Wörtlich zitiert der Sender: „Einige Minuten nach diesem ersten Anruf fragten die französischen Rettungsdienste erneut nach der Position des Bootes. […] Die Position des Bootes befand sich zu diesem Zeitpunkt in englischen Gewässern. Das französische Rettungsteam übermittelte daraufhin die Position an das englische Rettungsteam und teilte ihm mit, dass es seine Aufgabe sei, dem Boot zu helfen. […] Das englische Rettungsteam versuchte, eine der Nummern anzurufen, die ihm vom Cross Gris Nez (französische Küstenwache) gegeben worden waren, aber der Ton des Anrufs deutete darauf hin, dass sich das Boot in französischen Gewässern befand. Es war daher der Ansicht, dass die Verpflichtung zur Hilfeleistung bei der Cross Gris Nez lag.“

Sky News bezieht sich außerdem auf den Bruder eines der Vermissten, nämlich des 18-jährigen Twana Mamand Mohammad aus dem Nordirak. Sein Bruder, der Polizist Zana, habe die Ermittlungen der Anwält_innen von Anfang an unterstützt.
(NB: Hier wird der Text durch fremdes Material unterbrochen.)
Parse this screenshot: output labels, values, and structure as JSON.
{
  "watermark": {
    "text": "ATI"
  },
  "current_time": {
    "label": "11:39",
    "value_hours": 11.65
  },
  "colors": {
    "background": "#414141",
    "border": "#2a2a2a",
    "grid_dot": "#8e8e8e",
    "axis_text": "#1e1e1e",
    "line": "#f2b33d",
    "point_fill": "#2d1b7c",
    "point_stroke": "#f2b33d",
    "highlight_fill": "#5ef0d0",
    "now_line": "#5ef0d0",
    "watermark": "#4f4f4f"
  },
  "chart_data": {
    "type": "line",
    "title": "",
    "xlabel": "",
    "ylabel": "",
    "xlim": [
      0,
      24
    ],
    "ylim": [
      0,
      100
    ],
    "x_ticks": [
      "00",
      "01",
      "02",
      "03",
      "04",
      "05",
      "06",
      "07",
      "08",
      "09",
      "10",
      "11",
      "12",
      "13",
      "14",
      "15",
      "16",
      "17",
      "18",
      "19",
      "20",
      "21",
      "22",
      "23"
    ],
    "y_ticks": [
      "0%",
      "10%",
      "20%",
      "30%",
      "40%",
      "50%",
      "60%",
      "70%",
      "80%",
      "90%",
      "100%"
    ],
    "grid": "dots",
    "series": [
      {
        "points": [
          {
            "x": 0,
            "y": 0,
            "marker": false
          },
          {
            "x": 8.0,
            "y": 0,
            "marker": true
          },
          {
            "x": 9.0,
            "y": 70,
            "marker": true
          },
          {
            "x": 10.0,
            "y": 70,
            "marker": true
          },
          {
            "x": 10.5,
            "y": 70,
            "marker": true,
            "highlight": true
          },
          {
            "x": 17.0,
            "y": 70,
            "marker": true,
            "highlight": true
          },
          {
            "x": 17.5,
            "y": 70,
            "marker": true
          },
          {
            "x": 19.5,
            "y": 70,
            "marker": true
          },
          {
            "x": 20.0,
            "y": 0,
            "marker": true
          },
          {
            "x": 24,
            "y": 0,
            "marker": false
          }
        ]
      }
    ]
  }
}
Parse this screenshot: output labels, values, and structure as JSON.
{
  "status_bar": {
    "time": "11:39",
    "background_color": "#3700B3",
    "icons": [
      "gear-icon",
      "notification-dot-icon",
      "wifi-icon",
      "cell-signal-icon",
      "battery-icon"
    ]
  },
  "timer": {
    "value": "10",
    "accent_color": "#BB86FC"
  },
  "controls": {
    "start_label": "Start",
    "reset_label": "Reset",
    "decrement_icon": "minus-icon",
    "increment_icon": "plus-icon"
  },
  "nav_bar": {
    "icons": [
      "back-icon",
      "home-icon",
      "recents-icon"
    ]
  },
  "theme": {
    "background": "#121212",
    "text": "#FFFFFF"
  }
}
Er sagte dem Sender: „Alle Informationen deuten darauf hin, dass sie mehr als sechs bis sieben Stunden auf Hilfe gewartet haben […]. Selbst wenn […] die Küstenwache stark belastet war, hätten sie ihnen in diesen paar Stunden sicherlich noch zu Hilfe kommen können.“ Aus Zanas Sicht liegt die Hauptverantwortung für die Havarie zwar bei den Schmuggler_innen, weil sie es versäumten, „die notwendigen hochwertigen Geräte und Materialien für die Reise bereitzustellen“. Aber auch die Küstenwachen beider Länder seien Schuld am Tod der Geflüchteten. Denn sie „haben fahrlässig gehandelt, indem sie ihnen nicht zu Hilfe kamen.“

Erst dadurch war es aus seiner Sicht möglich, „dass das Boot sechs Stunden lang in den Gewässern war und dass sie 80 Mal Großbritannien und Frankreich angerufen haben. Auch Frankreich und Großbritannien sind verantwortlich.“

Gegen mehrere Mitarbeiter_innen der Schmuggler_innen geht die französische Justiz inzwischen strafrechtlich vor (siehe hier). Die strafrechtliche Aufarbeitung des Kompezenzgerangels der Rettungsdienste steht aus.